Image of Whale under water

 

EXTREMES OF THE WHALE ORDER

Whales are fascinating in so many ways, and continue to intrigue scientists and delight onlookers. They are most commonly known for their size, which can reach mammoth proportions. Within the whale order, there are drastic extremes, illustrating just how diverse and enthralling these marine mammals are. To examine these extremes is to get a glimpse of the wonders of creation and of these unique and beautiful giants.

Fastest
The fastest whales are the Orca (or Killer Whale) and the Pilot Whale. When necessary, these species will swim at speeds of more than 48 kilometres (or 30 miles) per hour. This is usually done in order to catch prey. The fastest of the great whales is the Sei, which reaches 23 miles (or 37 kilometres) per hour. This is done in short bursts, though, and cannot be sustained.

Biggest
The Blue Whale is the biggest whale and, in truth, the largest of all living creatures. In fact, it is larger than any known dinosaur that ever existed. They are baleen whales (meaning that they feed on plankton and small crustaceans via sieve-like structures in the mouth), and require plenty of food to sustain their enormity. They reach up to 100 feet (or more than 33.5 metres) in length. Their tongue is said to weigh as much as the average elephant and their heart is roughly the size of a Volkswagen Beetle. A four-year-old child can comfortably crawl through the aortic artery of a Blue Whale.

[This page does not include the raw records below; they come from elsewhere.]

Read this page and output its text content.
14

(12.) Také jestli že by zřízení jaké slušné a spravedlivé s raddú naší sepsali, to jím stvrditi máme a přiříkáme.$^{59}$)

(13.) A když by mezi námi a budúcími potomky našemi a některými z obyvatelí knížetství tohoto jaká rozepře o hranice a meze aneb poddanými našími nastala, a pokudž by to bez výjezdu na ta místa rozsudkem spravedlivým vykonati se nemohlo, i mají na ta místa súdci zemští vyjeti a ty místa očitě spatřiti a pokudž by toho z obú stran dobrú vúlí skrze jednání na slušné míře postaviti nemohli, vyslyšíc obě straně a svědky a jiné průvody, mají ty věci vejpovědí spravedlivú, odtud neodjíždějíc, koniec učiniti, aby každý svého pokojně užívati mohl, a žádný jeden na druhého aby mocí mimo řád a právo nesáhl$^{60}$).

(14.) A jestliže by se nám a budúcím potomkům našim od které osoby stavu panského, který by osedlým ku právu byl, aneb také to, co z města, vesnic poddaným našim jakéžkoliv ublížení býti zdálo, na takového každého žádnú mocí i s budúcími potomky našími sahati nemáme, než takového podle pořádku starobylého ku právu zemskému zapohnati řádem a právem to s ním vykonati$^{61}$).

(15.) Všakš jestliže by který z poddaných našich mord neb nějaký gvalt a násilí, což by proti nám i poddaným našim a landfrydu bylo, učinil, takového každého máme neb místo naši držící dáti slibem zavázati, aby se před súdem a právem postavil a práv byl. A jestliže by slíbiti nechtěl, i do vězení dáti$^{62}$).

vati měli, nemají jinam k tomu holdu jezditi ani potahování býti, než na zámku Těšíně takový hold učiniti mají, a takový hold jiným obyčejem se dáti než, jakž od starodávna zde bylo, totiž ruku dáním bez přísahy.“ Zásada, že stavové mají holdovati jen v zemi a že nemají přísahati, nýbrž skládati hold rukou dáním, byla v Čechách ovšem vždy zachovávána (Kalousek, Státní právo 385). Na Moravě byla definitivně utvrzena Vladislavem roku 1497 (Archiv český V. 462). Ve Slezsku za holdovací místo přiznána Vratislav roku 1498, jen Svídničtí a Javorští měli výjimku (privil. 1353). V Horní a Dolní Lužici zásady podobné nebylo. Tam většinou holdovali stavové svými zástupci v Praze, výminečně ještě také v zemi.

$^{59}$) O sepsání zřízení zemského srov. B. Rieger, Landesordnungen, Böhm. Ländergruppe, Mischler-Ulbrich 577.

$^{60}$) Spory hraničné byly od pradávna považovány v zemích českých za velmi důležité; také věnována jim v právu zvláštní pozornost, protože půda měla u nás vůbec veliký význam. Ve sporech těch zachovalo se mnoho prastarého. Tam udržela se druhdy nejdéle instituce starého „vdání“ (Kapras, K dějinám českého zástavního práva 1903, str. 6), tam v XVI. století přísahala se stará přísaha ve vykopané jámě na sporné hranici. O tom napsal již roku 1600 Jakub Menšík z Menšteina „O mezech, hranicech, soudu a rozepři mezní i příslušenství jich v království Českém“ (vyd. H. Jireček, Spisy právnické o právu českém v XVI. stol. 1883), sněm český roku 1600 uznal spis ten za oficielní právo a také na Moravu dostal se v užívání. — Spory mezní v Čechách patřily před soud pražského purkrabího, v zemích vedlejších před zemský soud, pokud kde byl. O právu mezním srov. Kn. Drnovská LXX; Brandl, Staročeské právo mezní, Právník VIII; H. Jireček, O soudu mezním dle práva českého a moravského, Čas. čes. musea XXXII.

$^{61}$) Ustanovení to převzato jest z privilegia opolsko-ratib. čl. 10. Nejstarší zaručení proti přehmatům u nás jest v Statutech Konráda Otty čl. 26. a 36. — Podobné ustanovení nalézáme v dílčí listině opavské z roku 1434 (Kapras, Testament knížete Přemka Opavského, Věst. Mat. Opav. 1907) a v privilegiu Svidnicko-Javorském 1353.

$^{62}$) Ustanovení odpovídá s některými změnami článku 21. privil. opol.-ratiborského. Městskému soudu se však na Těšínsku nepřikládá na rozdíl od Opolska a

Sperm Whales are the largest of the toothed whales at more than 50 feet (over 15 metres) and about 43 tons.

Smallest
The smallest whale species is the Dwarf Sperm Whale. It is only about 2.6 metres (or 8.5 feet) long at full maturity. It will weigh about 250 kilograms (or 550 pounds) at adulthood.

Longest Baleen
Baleen refers to the mouth structure that sieves the ocean water and captures the plankton for consumption. The Bowhead Whale has the longest baleen, with about 350 pairs of baleen plates in its mouth. The fine structures are about 446 centimetres (or 176 inches) long and 35.5 centimetres (or 14 inches) wide. The bow shape of its head accommodates these bristles.

Most Stable Pod Structure
Killer Whales and Pilot Whales live in very stable pods. They work together in hunting and the care of their young, and they migrate as a unit. They are known for maintaining this structure for their entire lifetime.

Longest Tooth
Although it is often mistaken for some type of horn, the structure on the front of a Narwhal’s head is actually a tooth. It can measure between two and three metres (or seven to 10 feet) in length, qualifying as the longest tooth in the cetacean family.

Loudest
At 188 decibels, the Blue Whale is the loudest animal known to man. A human scream does not usually exceed 70 decibels, and a jet engine reaches about 140 decibels. Their whistles can be heard from miles away, and are important means of communication for whales.

Deadliest
The Killer Whale, also known as the Orca, certainly lives up to its name and is the world’s deadliest whale. It is known for its hunting abilities, and this carnivore dines on hundreds of pounds of fish, marine birds, other whales, seals, sea lions and squid every day. They generally hunt alone but often use teamwork too.

Deepest Divers
The Sperm Whale is the deepest diver of all the whales. It can dive to 10 500 feet (or 3 200 metres) below the surface of the ocean. They go to these great depths in order to hunt for food, as the giant squid lives deep in the black waters of the ocean. This dive can take about 40 minutes to complete, after which time the whale will surface to rest for about 10 minutes.

Biggest Brain
The Sperm Whale, being one of the largest animals in existence, has the biggest brain. Its brain weighs about nine kilograms (or 20 pounds). This is the approximate weight of an average car tire or a toddler.

Longest Migration
The Gray Whale boasts the longest migration as it travels from the Arctic North to the Mexican Baja Peninsula. This is a total of approximately 12 500 miles or more than 20 000 kilometres. During this annual migration, they stick close to the shore.